A reported one thousand guests. Three days of celebrations. Rumours of Madison Square Garden. I am, of course, talking about Taylor Swift’s wedding to Travis Kelce. And if the rumour mill is to be believed, she isn’t planning a wedding – she’s planning a cultural event.

As a brown woman, I know a thing or two about big, fat weddings. We don’t do anything understated. We don’t even know what that means. Everyone gets an invite: that estranged uncle you haven’t spoken to in a decade, the neighbours, Dad’s work colleague from 1998, your mum’s best friend’s daughter who you’ve met exactly once – even the groom’s third cousin, who now lives in Sheffield but still turns up because “family is family”. If you’ve ever crossed paths, you’re probably on the guest list.

Asian weddings are an art form.
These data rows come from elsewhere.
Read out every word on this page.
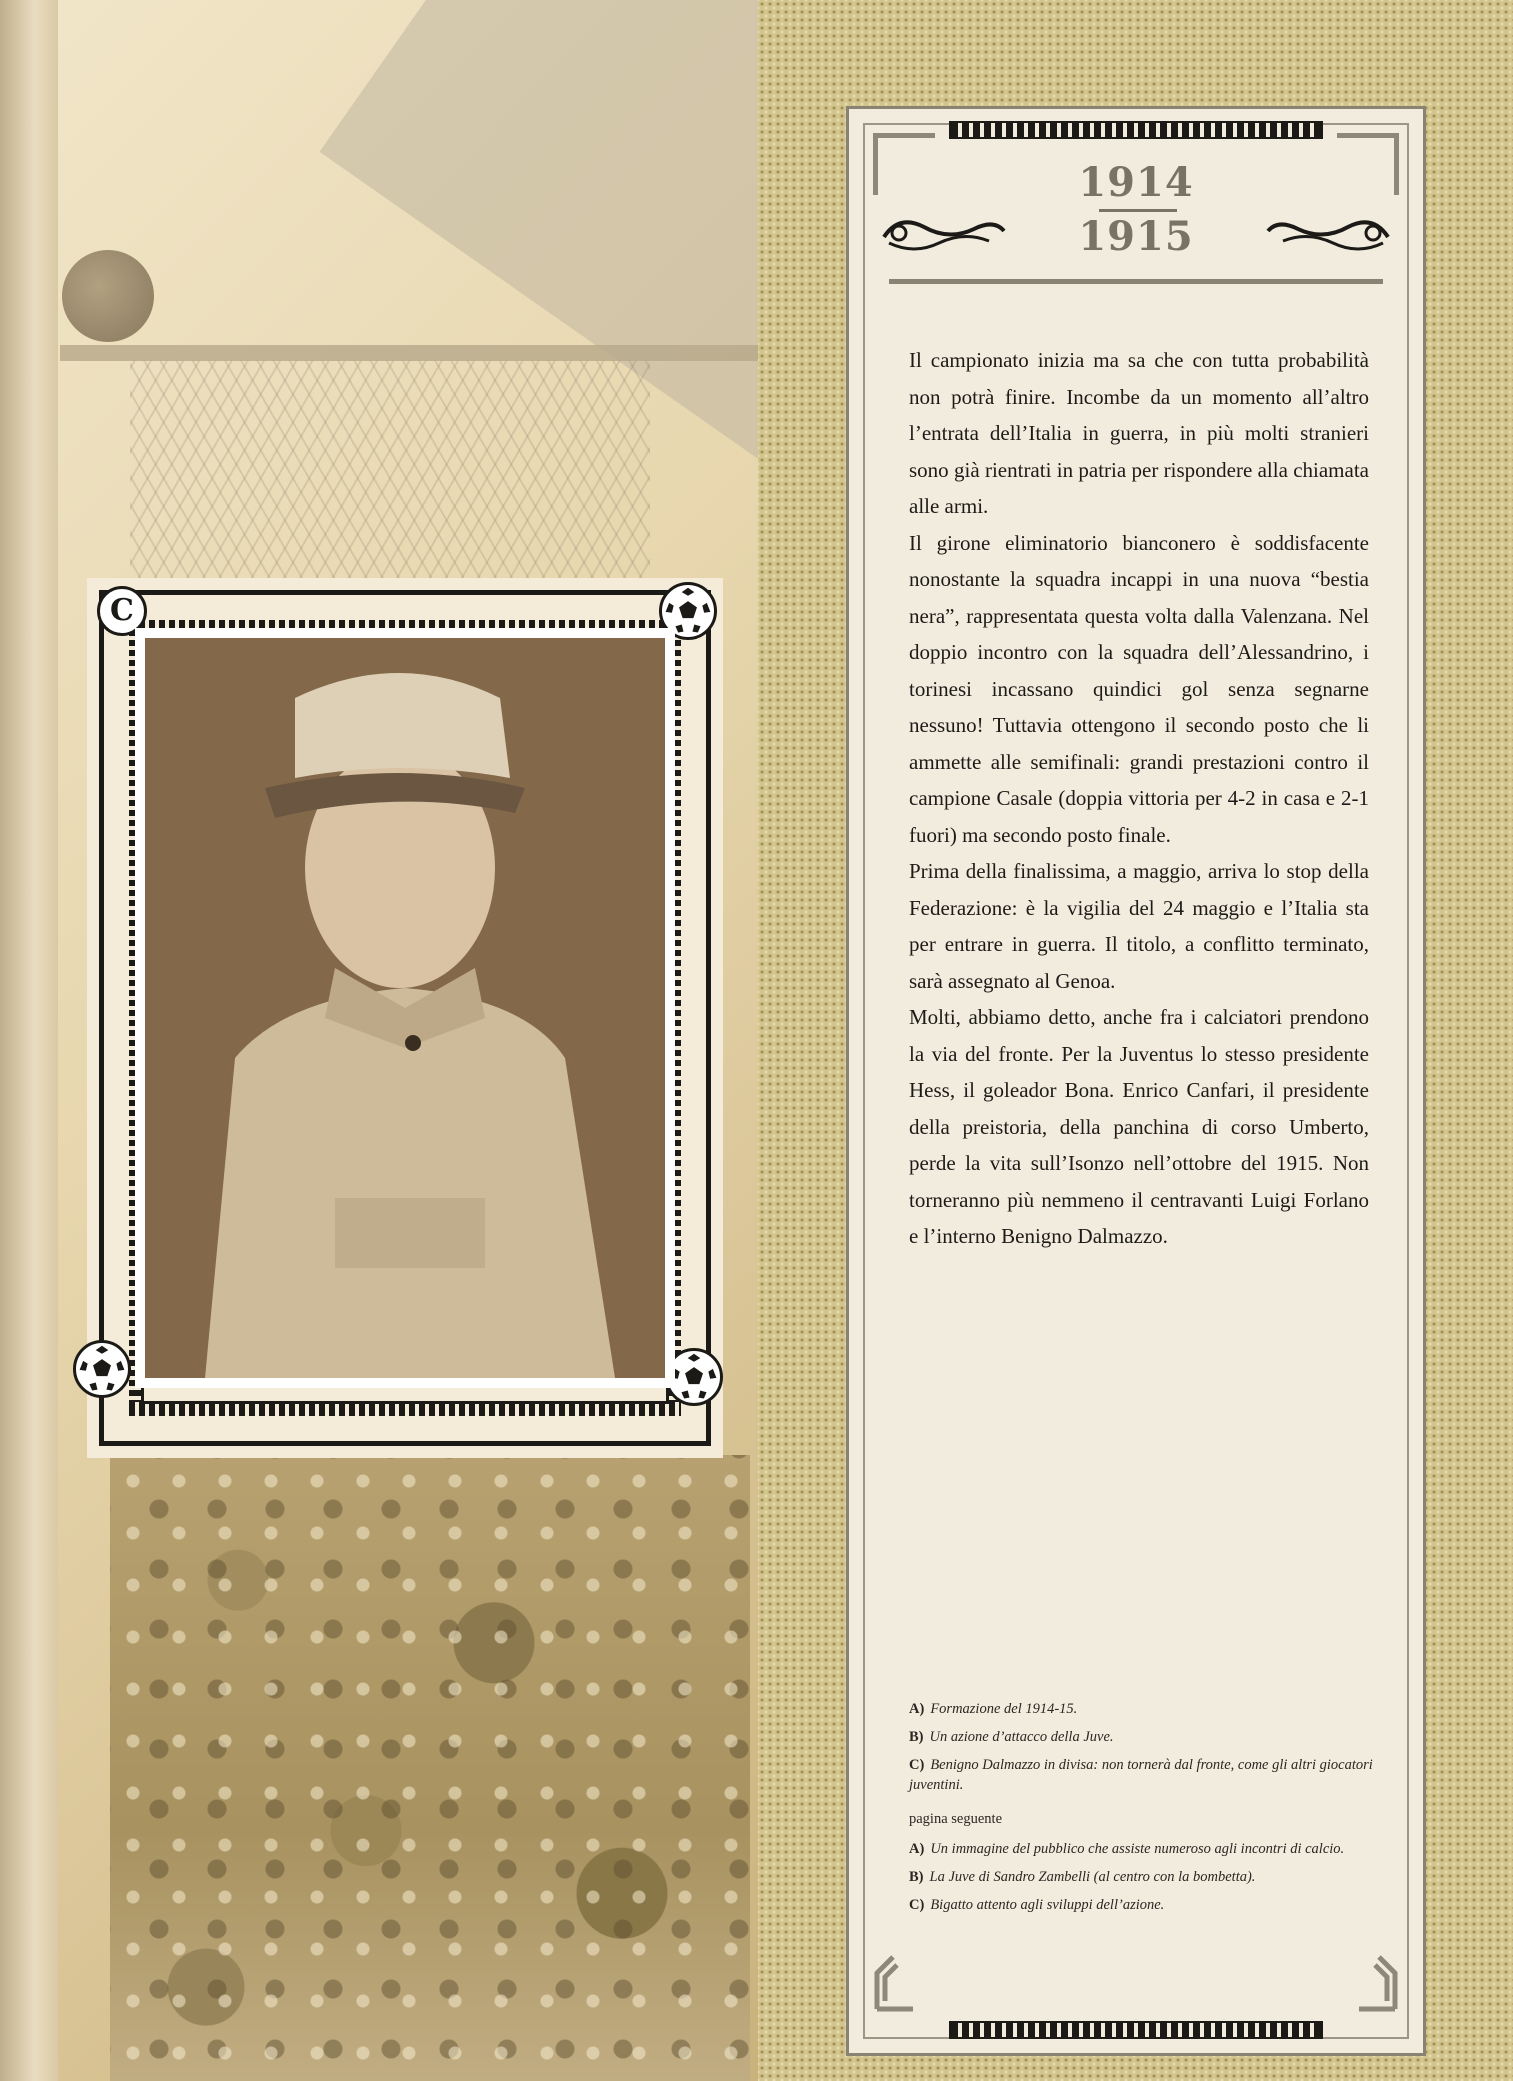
C
1914
1915

Il campionato inizia ma sa che con tutta probabilità non potrà finire. Incombe da un momento all’altro l’entrata dell’Italia in guerra, in più molti stranieri sono già rientrati in patria per rispondere alla chiamata alle armi.

Il girone eliminatorio bianconero è soddisfacente nonostante la squadra incappi in una nuova “bestia nera”, rappresentata questa volta dalla Valenzana. Nel doppio incontro con la squadra dell’Alessandrino, i torinesi incassano quindici gol senza segnarne nessuno! Tuttavia ottengono il secondo posto che li ammette alle semifinali: grandi prestazioni contro il campione Casale (doppia vittoria per 4-2 in casa e 2-1 fuori) ma secondo posto finale.

Prima della finalissima, a maggio, arriva lo stop della Federazione: è la vigilia del 24 maggio e l’Italia sta per entrare in guerra. Il titolo, a conflitto terminato, sarà assegnato al Genoa.

Molti, abbiamo detto, anche fra i calciatori prendono la via del fronte. Per la Juventus lo stesso presidente Hess, il goleador Bona. Enrico Canfari, il presidente della preistoria, della panchina di corso Umberto, perde la vita sull’Isonzo nell’ottobre del 1915. Non torneranno più nemmeno il centravanti Luigi Forlano e l’interno Benigno Dalmazzo.

A) Formazione del 1914-15.
B) Un azione d’attacco della Juve.
C) Benigno Dalmazzo in divisa: non tornerà dal fronte, come gli altri giocatori juventini.
pagina seguente
A) Un immagine del pubblico che assiste numeroso agli incontri di calcio.
B) La Juve di Sandro Zambelli (al centro con la bombetta).
C) Bigatto attento agli sviluppi dell’azione.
It’s about honouring relatives, returning invitations, repaying favours, avoiding offence and making sure nobody spends the next decade asking: “So… why weren’t we invited?”
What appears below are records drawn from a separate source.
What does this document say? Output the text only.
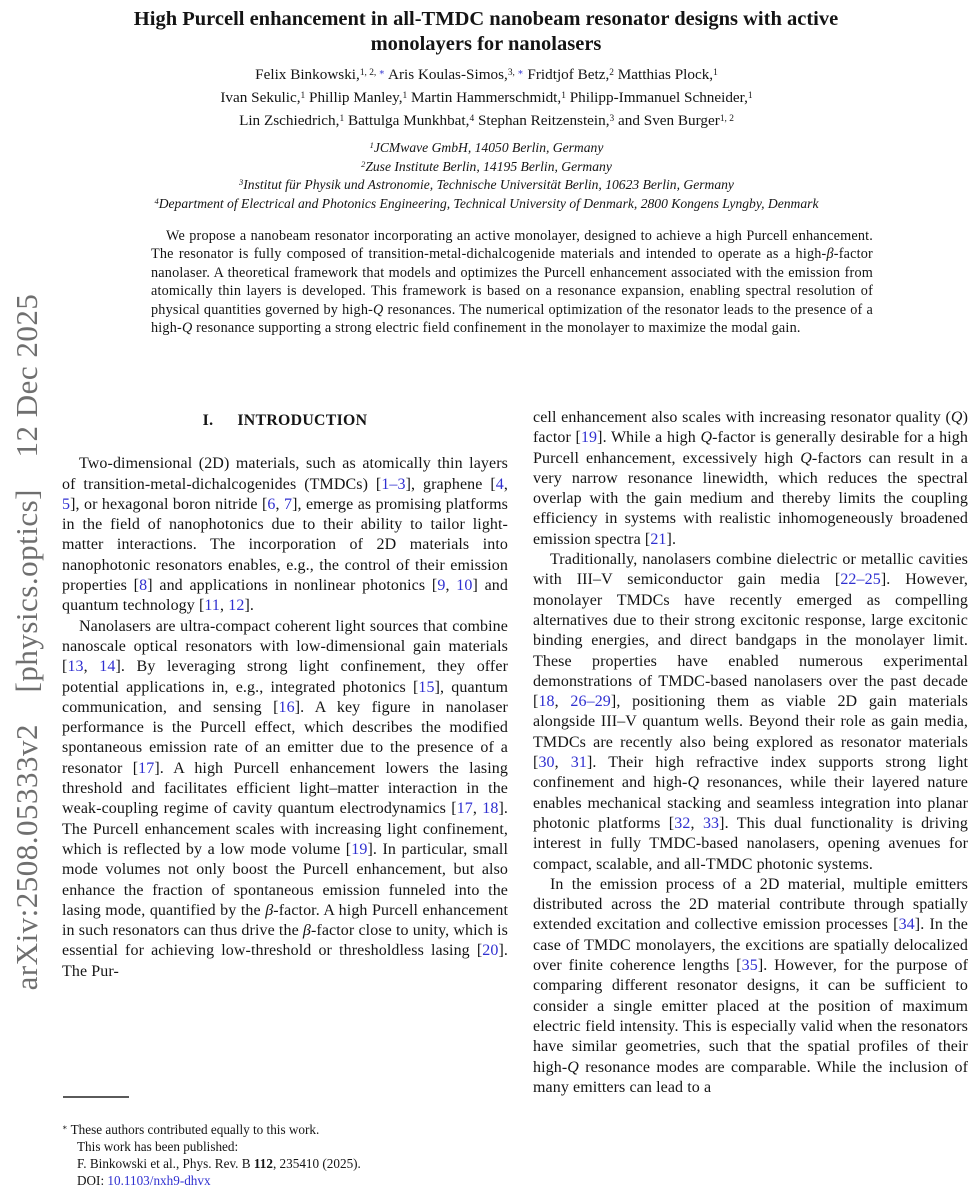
arXiv:2508.05333v2 [physics.optics] 12 Dec 2025
High Purcell enhancement in all-TMDC nanobeam resonator designs with active monolayers for nanolasers
Felix Binkowski,$^{1, 2, ∗}$ Aris Koulas-Simos,$^{3, ∗}$ Fridtjof Betz,$^2$ Matthias Plock,$^1$
Ivan Sekulic,$^1$ Phillip Manley,$^1$ Martin Hammerschmidt,$^1$ Philipp-Immanuel Schneider,$^1$
Lin Zschiedrich,$^1$ Battulga Munkhbat,$^4$ Stephan Reitzenstein,$^3$ and Sven Burger$^{1, 2}$
$^1$JCMwave GmbH, 14050 Berlin, Germany
$^2$Zuse Institute Berlin, 14195 Berlin, Germany
$^3$Institut für Physik und Astronomie, Technische Universität Berlin, 10623 Berlin, Germany
$^4$Department of Electrical and Photonics Engineering, Technical University of Denmark, 2800 Kongens Lyngby, Denmark
We propose a nanobeam resonator incorporating an active monolayer, designed to achieve a high Purcell enhancement. The resonator is fully composed of transition-metal-dichalcogenide materials and intended to operate as a high-β-factor nanolaser. A theoretical framework that models and optimizes the Purcell enhancement associated with the emission from atomically thin layers is developed. This framework is based on a resonance expansion, enabling spectral resolution of physical quantities governed by high-Q resonances. The numerical optimization of the resonator leads to the presence of a high-Q resonance supporting a strong electric field confinement in the monolayer to maximize the modal gain.
I. INTRODUCTION
Two-dimensional (2D) materials, such as atomically thin layers of transition-metal-dichalcogenides (TMDCs) [1–3], graphene [4, 5], or hexagonal boron nitride [6, 7], emerge as promising platforms in the field of nanophotonics due to their ability to tailor light-matter interactions. The incorporation of 2D materials into nanophotonic resonators enables, e.g., the control of their emission properties [8] and applications in nonlinear photonics [9, 10] and quantum technology [11, 12].
Nanolasers are ultra-compact coherent light sources that combine nanoscale optical resonators with low-dimensional gain materials [13, 14]. By leveraging strong light confinement, they offer potential applications in, e.g., integrated photonics [15], quantum communication, and sensing [16]. A key figure in nanolaser performance is the Purcell effect, which describes the modified spontaneous emission rate of an emitter due to the presence of a resonator [17]. A high Purcell enhancement lowers the lasing threshold and facilitates efficient light–matter interaction in the weak-coupling regime of cavity quantum electrodynamics [17, 18]. The Purcell enhancement scales with increasing light confinement, which is reflected by a low mode volume [19]. In particular, small mode volumes not only boost the Purcell enhancement, but also enhance the fraction of spontaneous emission funneled into the lasing mode, quantified by the β-factor. A high Purcell enhancement in such resonators can thus drive the β-factor close to unity, which is essential for achieving low-threshold or thresholdless lasing [20]. The Pur-
cell enhancement also scales with increasing resonator quality (Q) factor [19]. While a high Q-factor is generally desirable for a high Purcell enhancement, excessively high Q-factors can result in a very narrow resonance linewidth, which reduces the spectral overlap with the gain medium and thereby limits the coupling efficiency in systems with realistic inhomogeneously broadened emission spectra [21].
Traditionally, nanolasers combine dielectric or metallic cavities with III–V semiconductor gain media [22–25]. However, monolayer TMDCs have recently emerged as compelling alternatives due to their strong excitonic response, large excitonic binding energies, and direct bandgaps in the monolayer limit. These properties have enabled numerous experimental demonstrations of TMDC-based nanolasers over the past decade [18, 26–29], positioning them as viable 2D gain materials alongside III–V quantum wells. Beyond their role as gain media, TMDCs are recently also being explored as resonator materials [30, 31]. Their high refractive index supports strong light confinement and high-Q resonances, while their layered nature enables mechanical stacking and seamless integration into planar photonic platforms [32, 33]. This dual functionality is driving interest in fully TMDC-based nanolasers, opening avenues for compact, scalable, and all-TMDC photonic systems.
In the emission process of a 2D material, multiple emitters distributed across the 2D material contribute through spatially extended excitation and collective emission processes [34]. In the case of TMDC monolayers, the excitions are spatially delocalized over finite coherence lengths [35]. However, for the purpose of comparing different resonator designs, it can be sufficient to consider a single emitter placed at the position of maximum electric field intensity. This is especially valid when the resonators have similar geometries, such that the spatial profiles of their high-Q resonance modes are comparable. While the inclusion of many emitters can lead to a
∗ These authors contributed equally to this work.
This work has been published:
F. Binkowski et al., Phys. Rev. B 112, 235410 (2025).
DOI: 10.1103/nxh9-dhvx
When I was a kid, I loved them. There was endless food, cousins everywhere and a whole week of celebrations that felt like an adventure. It was like being on family holiday somewhere sunny like Marbella, even if you were actually in a sports hall in Stepney. We’d run riot, disappear for hours and get up to no good while the adults worried about family politics. There was an innocence to it all.